One of the best parts of writing this column is that I get to share my viewpoint of what works, what is going well and, of course, those areas in which I see great room for improvement. As professionally trained listeners, counselors are great people with whom to share problems, work on solutions and find ways to overcome life’s obstacles. However, what happens when good listening is mistaken for passivity and acceptance?

As professional counselors, it is in your DNA to be compassionate, caring and helping people. When someone has a problem, counselors can always be counted on to lend a well-trained ear and to provide suggestions to help that individual find solutions. When asked to help, I have seen example after example through the years of counselors rising to the challenge. This isn’t something that happens only in times of great national crisis or international calamity; the situation may be as simple as responding to a request from someone in their office, institution or school community.

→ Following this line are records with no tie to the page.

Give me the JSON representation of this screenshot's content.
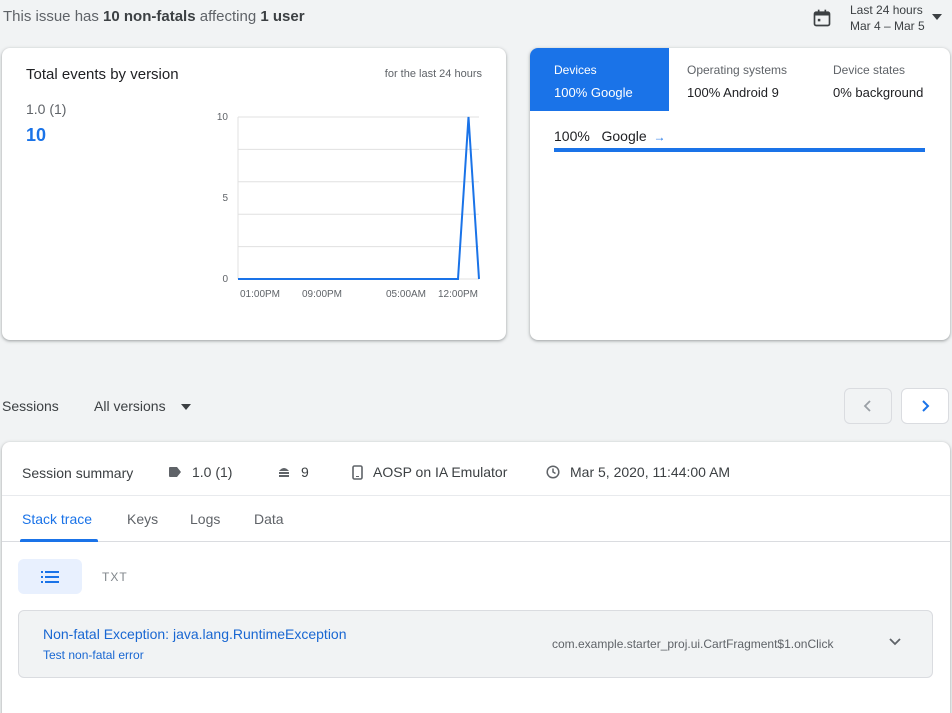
{
  "header": {
    "prefix": "This issue has",
    "count": "10 non-fatals",
    "middle": "affecting",
    "users": "1 user"
  },
  "date_range": {
    "icon": "calendar-icon",
    "label": "Last 24 hours",
    "range": "Mar 4 – Mar 5"
  },
  "events_card": {
    "title": "Total events by version",
    "subtitle": "for the last 24 hours",
    "version": "1.0 (1)",
    "count": "10"
  },
  "chart_data": {
    "type": "line",
    "x_ticks": [
      "01:00PM",
      "09:00PM",
      "05:00AM",
      "12:00PM"
    ],
    "y_ticks": [
      "0",
      "5",
      "10"
    ],
    "ylim": [
      0,
      10
    ],
    "series": [
      {
        "values": [
          0,
          0,
          0,
          0,
          0,
          0,
          0,
          0,
          0,
          0,
          0,
          0,
          0,
          0,
          0,
          0,
          0,
          0,
          0,
          0,
          0,
          0,
          10,
          0
        ]
      }
    ],
    "color": "#1a73e8",
    "grid": true
  },
  "devices_card": {
    "tabs": [
      {
        "label": "Devices",
        "value": "100% Google"
      },
      {
        "label": "Operating systems",
        "value": "100% Android 9"
      },
      {
        "label": "Device states",
        "value": "0% background"
      }
    ],
    "row": {
      "percent": "100%",
      "name": "Google",
      "arrow": "→"
    },
    "bar_fraction": 1.0
  },
  "sessions": {
    "label": "Sessions",
    "versions_select": "All versions",
    "prev_icon": "chevron-left-icon",
    "next_icon": "chevron-right-icon"
  },
  "session_summary": {
    "label": "Session summary",
    "version": "1.0 (1)",
    "os": "9",
    "device": "AOSP on IA Emulator",
    "time": "Mar 5, 2020, 11:44:00 AM"
  },
  "tabs": [
    "Stack trace",
    "Keys",
    "Logs",
    "Data"
  ],
  "view": {
    "list_icon": "list-icon",
    "txt": "TXT"
  },
  "exception": {
    "title": "Non-fatal Exception: java.lang.RuntimeException",
    "subtitle": "Test non-fatal error",
    "location": "com.example.starter_proj.ui.CartFragment$1.onClick"
  },
  "colors": {
    "accent": "#1a73e8",
    "background": "#f1f3f4"
  }
}
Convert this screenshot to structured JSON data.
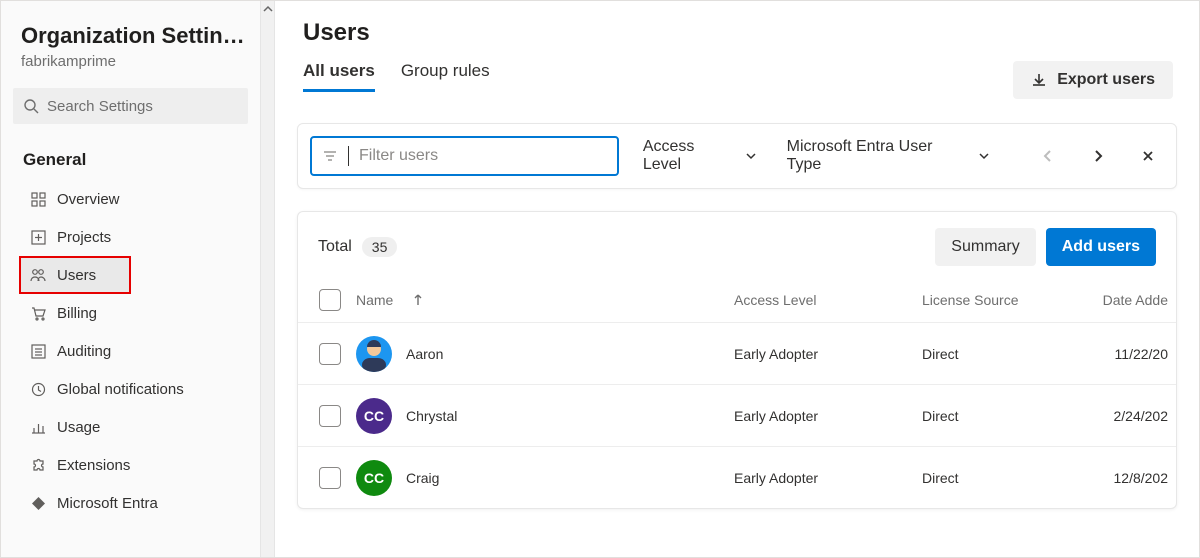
{
  "sidebar": {
    "title": "Organization Settin…",
    "subtitle": "fabrikamprime",
    "search_placeholder": "Search Settings",
    "section_label": "General",
    "items": [
      {
        "label": "Overview",
        "icon": "grid"
      },
      {
        "label": "Projects",
        "icon": "plus-box"
      },
      {
        "label": "Users",
        "icon": "people",
        "selected": true
      },
      {
        "label": "Billing",
        "icon": "cart"
      },
      {
        "label": "Auditing",
        "icon": "list"
      },
      {
        "label": "Global notifications",
        "icon": "clock"
      },
      {
        "label": "Usage",
        "icon": "bar-chart"
      },
      {
        "label": "Extensions",
        "icon": "puzzle"
      },
      {
        "label": "Microsoft Entra",
        "icon": "diamond"
      }
    ]
  },
  "page": {
    "title": "Users",
    "tabs": [
      {
        "label": "All users",
        "active": true
      },
      {
        "label": "Group rules"
      }
    ],
    "export_label": "Export users"
  },
  "filter": {
    "placeholder": "Filter users",
    "access_level_label": "Access Level",
    "entra_label": "Microsoft Entra User Type"
  },
  "table": {
    "total_label": "Total",
    "total_count": "35",
    "summary_label": "Summary",
    "add_label": "Add users",
    "columns": {
      "name": "Name",
      "access": "Access Level",
      "source": "License Source",
      "date": "Date Adde"
    },
    "rows": [
      {
        "name": "Aaron",
        "access": "Early Adopter",
        "source": "Direct",
        "date": "11/22/20",
        "avatar_kind": "img",
        "avatar_color": "#1d96f0",
        "initials": ""
      },
      {
        "name": "Chrystal",
        "access": "Early Adopter",
        "source": "Direct",
        "date": "2/24/202",
        "avatar_kind": "init",
        "avatar_color": "#4b2a8b",
        "initials": "CC"
      },
      {
        "name": "Craig",
        "access": "Early Adopter",
        "source": "Direct",
        "date": "12/8/202",
        "avatar_kind": "init",
        "avatar_color": "#0f8a0f",
        "initials": "CC"
      }
    ]
  }
}
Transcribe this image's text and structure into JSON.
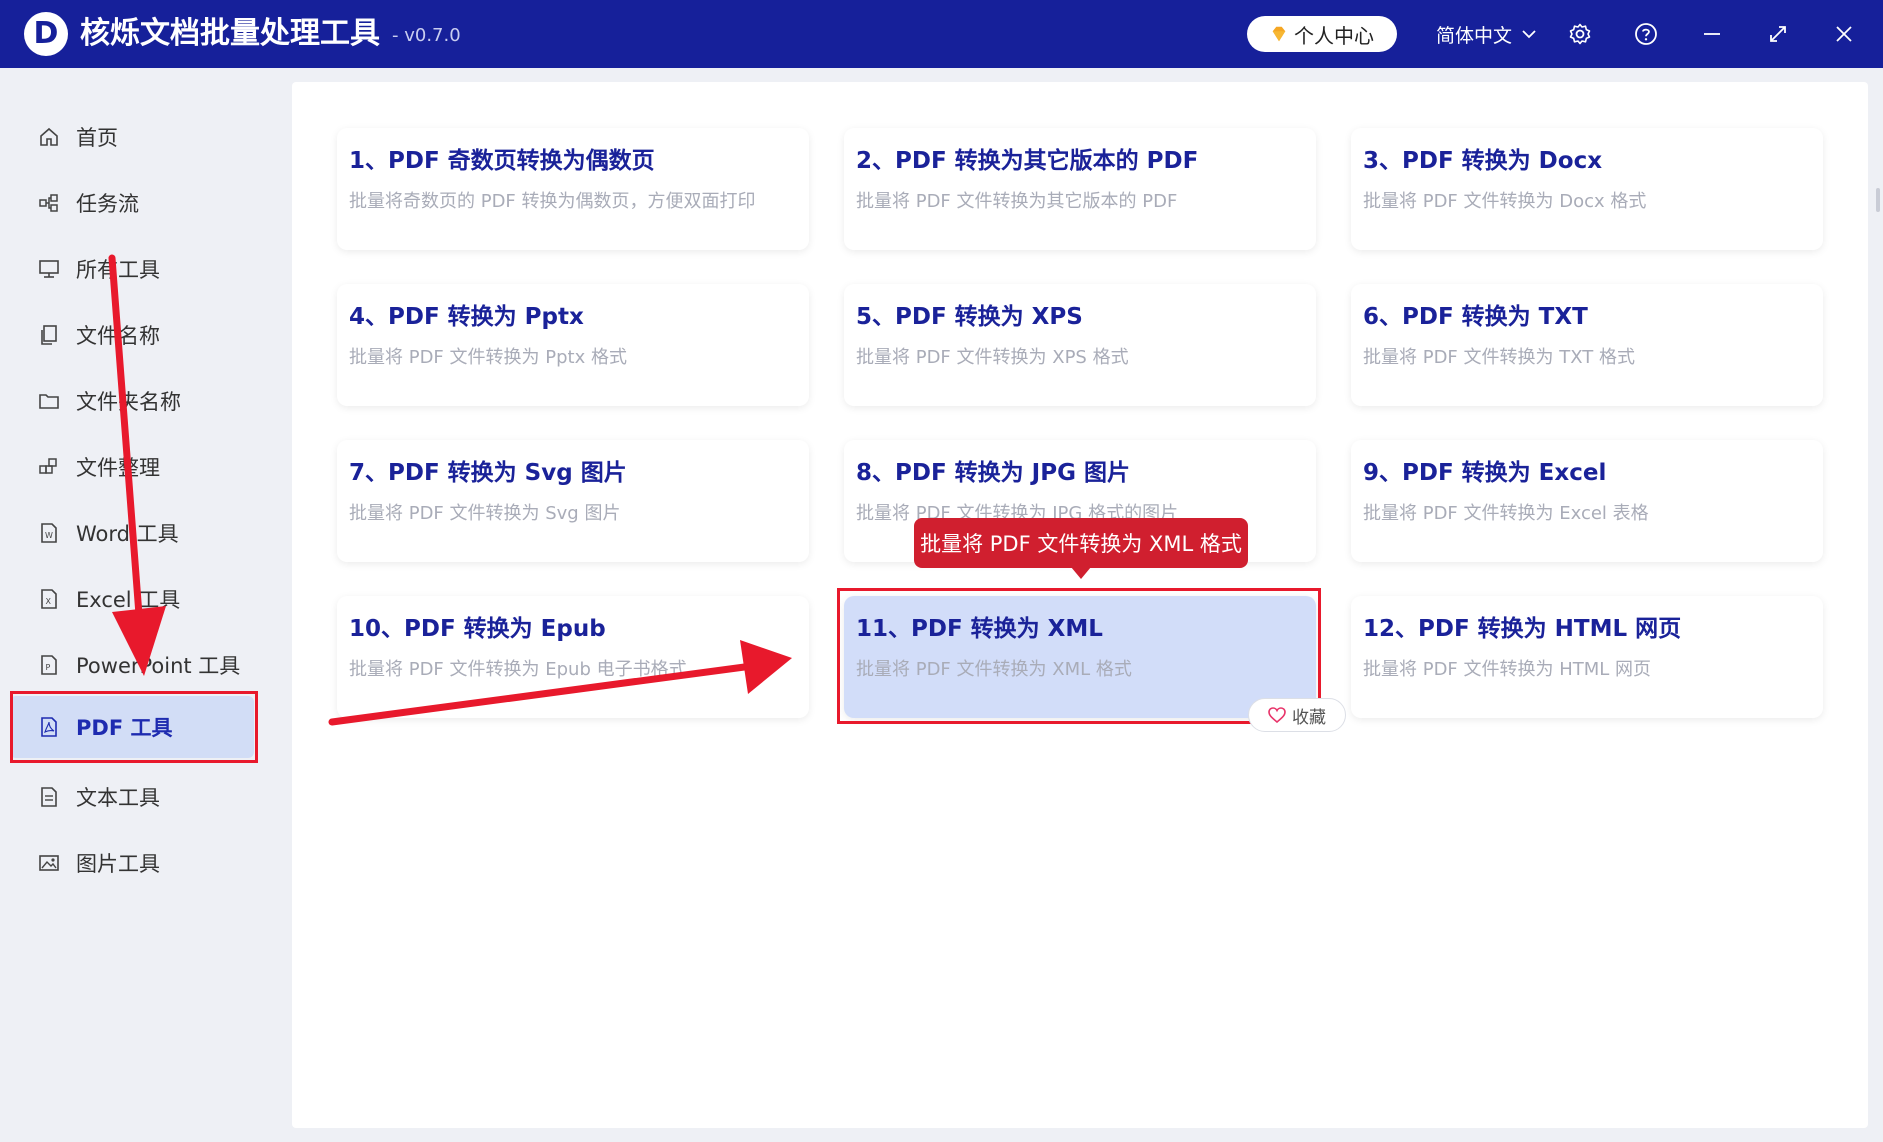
{
  "app": {
    "title": "核烁文档批量处理工具",
    "version": "- v0.7.0",
    "user_center": "个人中心",
    "language": "简体中文",
    "colors": {
      "titlebar": "#16209a",
      "accent": "#1e2bb0",
      "highlight": "#d2ddf9",
      "annotation_red": "#e8192c"
    }
  },
  "sidebar": {
    "items": [
      {
        "label": "首页",
        "icon": "home-icon"
      },
      {
        "label": "任务流",
        "icon": "workflow-icon"
      },
      {
        "label": "所有工具",
        "icon": "monitor-icon"
      },
      {
        "label": "文件名称",
        "icon": "file-copy-icon"
      },
      {
        "label": "文件夹名称",
        "icon": "folder-icon"
      },
      {
        "label": "文件整理",
        "icon": "organize-icon"
      },
      {
        "label": "Word 工具",
        "icon": "word-file-icon"
      },
      {
        "label": "Excel 工具",
        "icon": "excel-file-icon"
      },
      {
        "label": "PowerPoint 工具",
        "icon": "ppt-file-icon"
      },
      {
        "label": "PDF 工具",
        "icon": "pdf-file-icon",
        "active": true
      },
      {
        "label": "文本工具",
        "icon": "text-file-icon"
      },
      {
        "label": "图片工具",
        "icon": "image-icon"
      }
    ]
  },
  "cards": [
    {
      "title": "1、PDF 奇数页转换为偶数页",
      "desc": "批量将奇数页的 PDF 转换为偶数页，方便双面打印"
    },
    {
      "title": "2、PDF 转换为其它版本的 PDF",
      "desc": "批量将 PDF 文件转换为其它版本的 PDF"
    },
    {
      "title": "3、PDF 转换为 Docx",
      "desc": "批量将 PDF 文件转换为 Docx 格式"
    },
    {
      "title": "4、PDF 转换为 Pptx",
      "desc": "批量将 PDF 文件转换为 Pptx 格式"
    },
    {
      "title": "5、PDF 转换为 XPS",
      "desc": "批量将 PDF 文件转换为 XPS 格式"
    },
    {
      "title": "6、PDF 转换为 TXT",
      "desc": "批量将 PDF 文件转换为 TXT 格式"
    },
    {
      "title": "7、PDF 转换为 Svg 图片",
      "desc": "批量将 PDF 文件转换为 Svg 图片"
    },
    {
      "title": "8、PDF 转换为 JPG 图片",
      "desc": "批量将 PDF 文件转换为 JPG 格式的图片"
    },
    {
      "title": "9、PDF 转换为 Excel",
      "desc": "批量将 PDF 文件转换为 Excel 表格"
    },
    {
      "title": "10、PDF 转换为 Epub",
      "desc": "批量将 PDF 文件转换为 Epub 电子书格式"
    },
    {
      "title": "11、PDF 转换为 XML",
      "desc": "批量将 PDF 文件转换为 XML 格式",
      "highlighted": true
    },
    {
      "title": "12、PDF 转换为 HTML 网页",
      "desc": "批量将 PDF 文件转换为 HTML 网页"
    }
  ],
  "tooltip": "批量将 PDF 文件转换为 XML 格式",
  "favorite_label": "收藏"
}
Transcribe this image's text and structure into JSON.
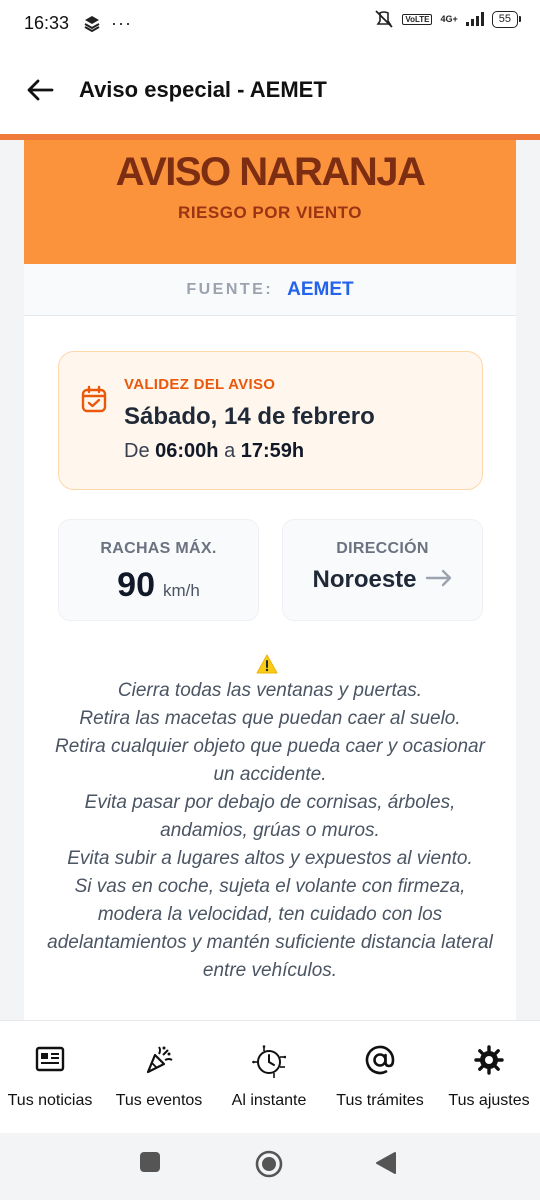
{
  "status_bar": {
    "time": "16:33",
    "more": "···",
    "volte": "VoLTE",
    "network": "4G+",
    "battery": "55"
  },
  "header": {
    "title": "Aviso especial - AEMET",
    "accent_color": "#f07a3a"
  },
  "alert": {
    "level": "AVISO NARANJA",
    "risk": "RIESGO POR VIENTO",
    "banner_color": "#fb923c",
    "source_label": "FUENTE:",
    "source_value": "AEMET"
  },
  "validity": {
    "label": "VALIDEZ DEL AVISO",
    "date": "Sábado, 14 de febrero",
    "from_word": "De",
    "start": "06:00h",
    "to_word": "a",
    "end": "17:59h"
  },
  "stats": {
    "gusts_label": "RACHAS MÁX.",
    "gusts_value": "90",
    "gusts_unit": "km/h",
    "direction_label": "DIRECCIÓN",
    "direction_value": "Noroeste"
  },
  "advice": [
    "Cierra todas las ventanas y puertas.",
    "Retira las macetas que puedan caer al suelo.",
    "Retira cualquier objeto que pueda caer y ocasionar un accidente.",
    "Evita pasar por debajo de cornisas, árboles, andamios, grúas o muros.",
    "Evita subir a lugares altos y expuestos al viento.",
    "Si vas en coche, sujeta el volante con firmeza, modera la velocidad, ten cuidado con los adelantamientos y mantén suficiente distancia lateral entre vehículos."
  ],
  "bottom_nav": {
    "items": [
      {
        "label": "Tus noticias",
        "icon": "newspaper-icon"
      },
      {
        "label": "Tus eventos",
        "icon": "party-popper-icon"
      },
      {
        "label": "Al instante",
        "icon": "circuit-clock-icon"
      },
      {
        "label": "Tus trámites",
        "icon": "at-sign-icon"
      },
      {
        "label": "Tus ajustes",
        "icon": "gear-icon"
      }
    ]
  }
}
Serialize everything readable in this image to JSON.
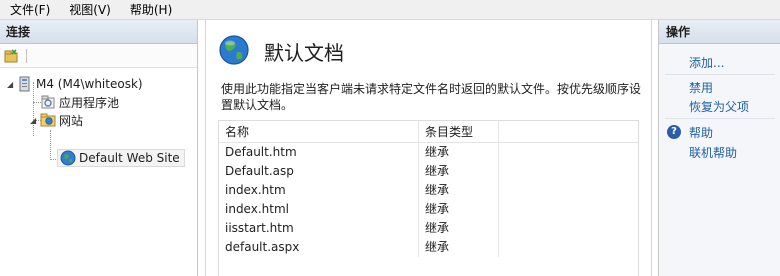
{
  "menubar": {
    "items": [
      "文件(F)",
      "视图(V)",
      "帮助(H)"
    ]
  },
  "connections": {
    "header": "连接",
    "tree": {
      "server": "M4 (M4\\whiteosk)",
      "app_pools": "应用程序池",
      "sites": "网站",
      "site": "Default Web Site"
    }
  },
  "main": {
    "title": "默认文档",
    "description": "使用此功能指定当客户端未请求特定文件名时返回的默认文件。按优先级顺序设置默认文档。",
    "columns": [
      "名称",
      "条目类型"
    ],
    "rows": [
      {
        "name": "Default.htm",
        "type": "继承"
      },
      {
        "name": "Default.asp",
        "type": "继承"
      },
      {
        "name": "index.htm",
        "type": "继承"
      },
      {
        "name": "index.html",
        "type": "继承"
      },
      {
        "name": "iisstart.htm",
        "type": "继承"
      },
      {
        "name": "default.aspx",
        "type": "继承"
      }
    ]
  },
  "actions": {
    "header": "操作",
    "add": "添加...",
    "disable": "禁用",
    "revert": "恢复为父项",
    "help": "帮助",
    "online_help": "联机帮助"
  },
  "colors": {
    "link": "#1f5fa8",
    "header_bg": "#dfe6f0"
  }
}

But what I am here to tell you is that there are times when you may need to “just say no.” Wait! Before you send off an e-mail asking how I could recommend something so antithetical to a group of dedicated helping professionals, hear me out. I am referring to those requests you receive that may compromise the good work you do in the areas in which you are regarded as “experts.” For example, a principal who asks school counseling staff to take on so many other “duties as assigned” that your ability to deliver the services needed by students, teachers and parents is marginalized. At that point, how do you say, “Sorry, I can’t do cafeteria duty or watch the bus line today”?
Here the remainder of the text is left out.